Background: While self-control has often been related to positive outcomes in life such as higher academic achievements and better health, recent insights reveal that people with high trait self-control (TSC) may even experience greater life satisfaction or happiness.
Objective: The current study further scrutinizes this potential association between TSC and happiness, and examines how regulatory focus, defined as the way people frame and direct their goal pursuit strategies, plays a role in this relationship. Accordingly, the present study examines the mediating role of regulatory-focus (promotion and prevention focus) on the relationship between TSC and happiness.

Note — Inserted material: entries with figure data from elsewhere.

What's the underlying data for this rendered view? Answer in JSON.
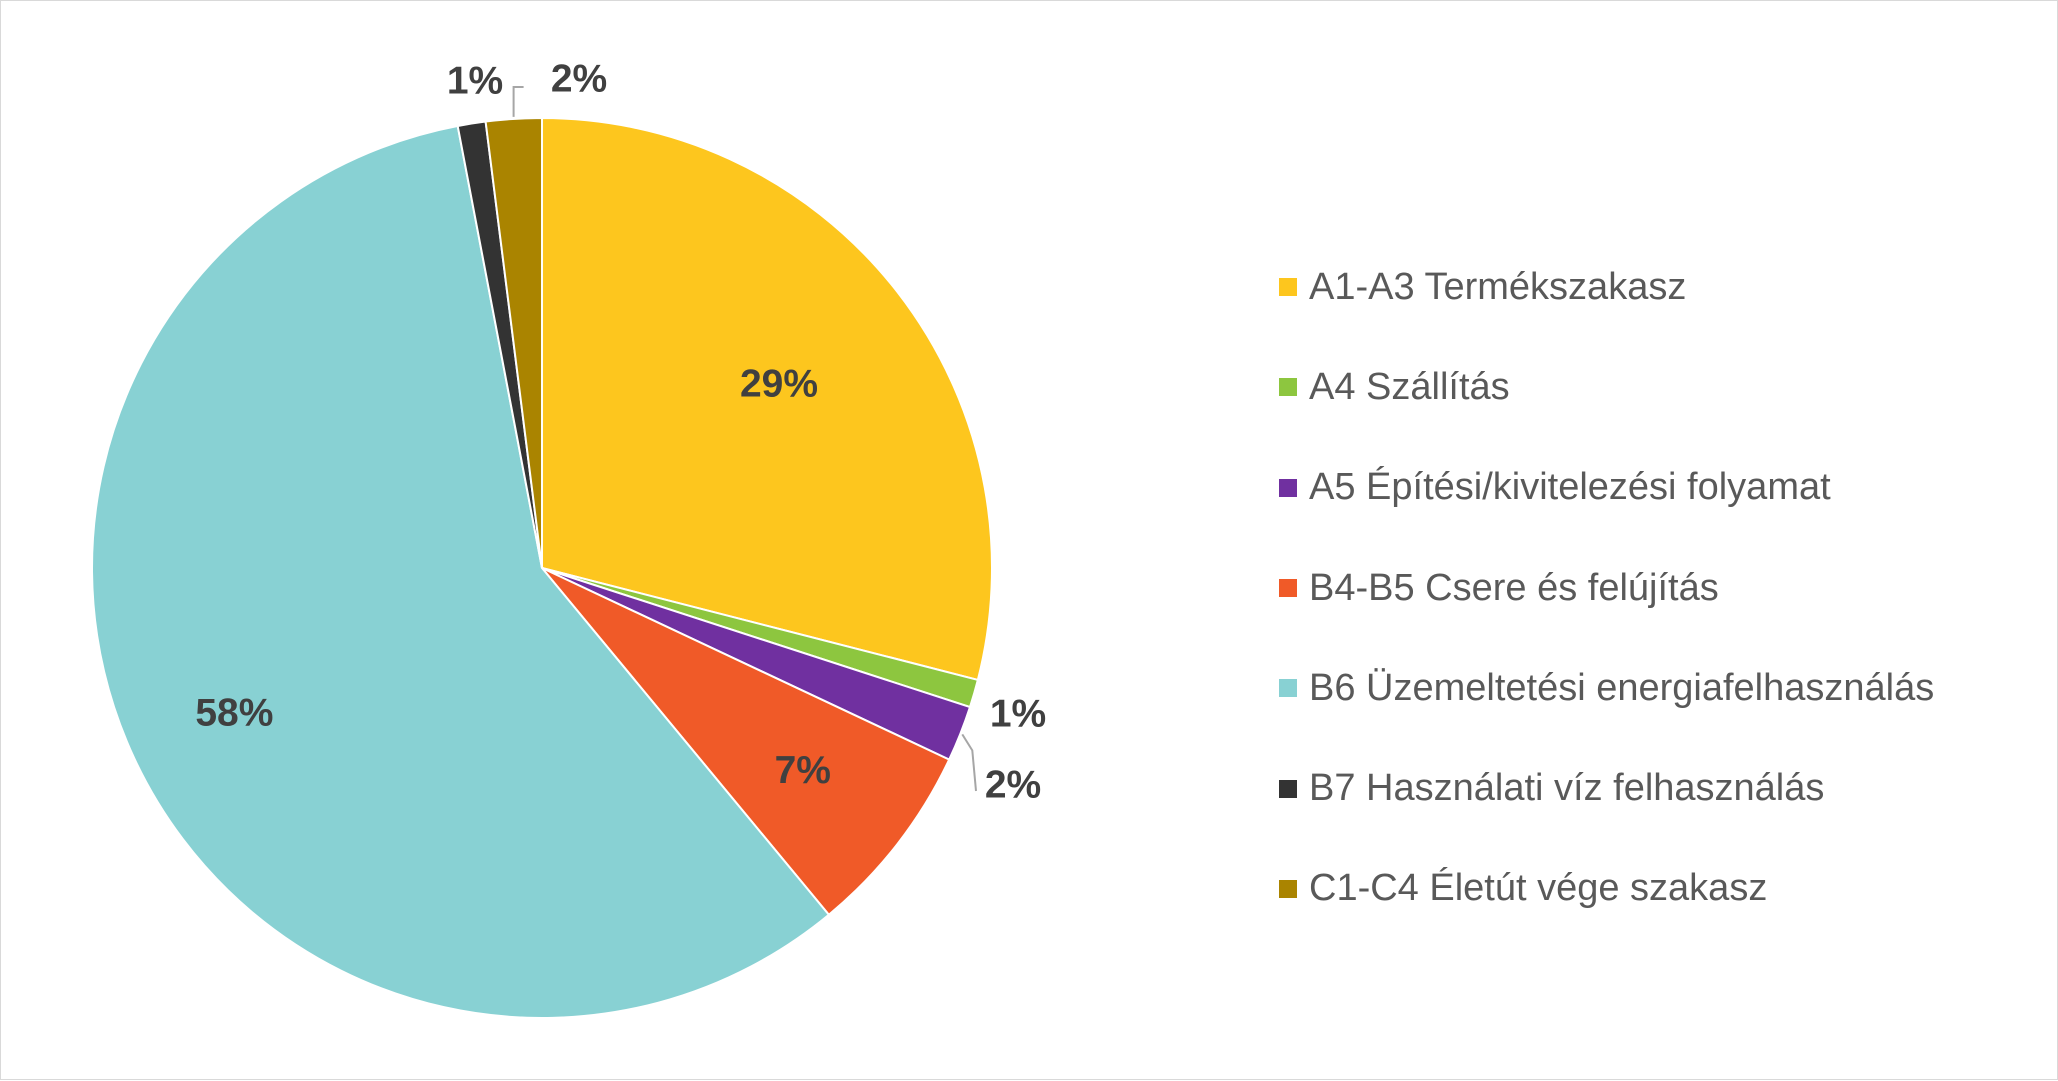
{
  "chart_data": {
    "type": "pie",
    "categories": [
      "A1-A3 Termékszakasz",
      "A4 Szállítás",
      "A5 Építési/kivitelezési folyamat",
      "B4-B5 Csere és felújítás",
      "B6 Üzemeltetési energiafelhasználás",
      "B7 Használati víz felhasználás",
      "C1-C4 Életút vége szakasz"
    ],
    "values": [
      29,
      1,
      2,
      7,
      58,
      1,
      2
    ],
    "data_labels": [
      "29%",
      "1%",
      "2%",
      "7%",
      "58%",
      "1%",
      "2%"
    ],
    "colors": [
      "#FDC61E",
      "#8DC63F",
      "#7030A0",
      "#F05A28",
      "#88D1D3",
      "#333333",
      "#AA8400"
    ],
    "legend_position": "right",
    "title": ""
  }
}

Method: Data was collected from 545 individuals (65.9% female, M age = 27.52 years) regarding their TSC, regulatory focus, and happiness.
Results: Mediation analyses demonstrate that TSC positively predicts happiness, while this effect was partially mediated by relatively more promotion focus and less prevention focus.
Conclusion: RESULTS suggest that people with higher TSC are happier possibly because they are: (1) more promotion-focused on acquiring positive gains thereby facilitating more approach-oriented behaviors, and (2) less prevention-focused on avoiding losses thereby reducing avoidance-oriented behaviors. These findings are relevant for topical scientific debates regarding the underlying mechanisms of self-control regarding initiatory and inhibitory behaviors.
Keywords: happiness; prevention; promotion; regulatory focus; trait self-control.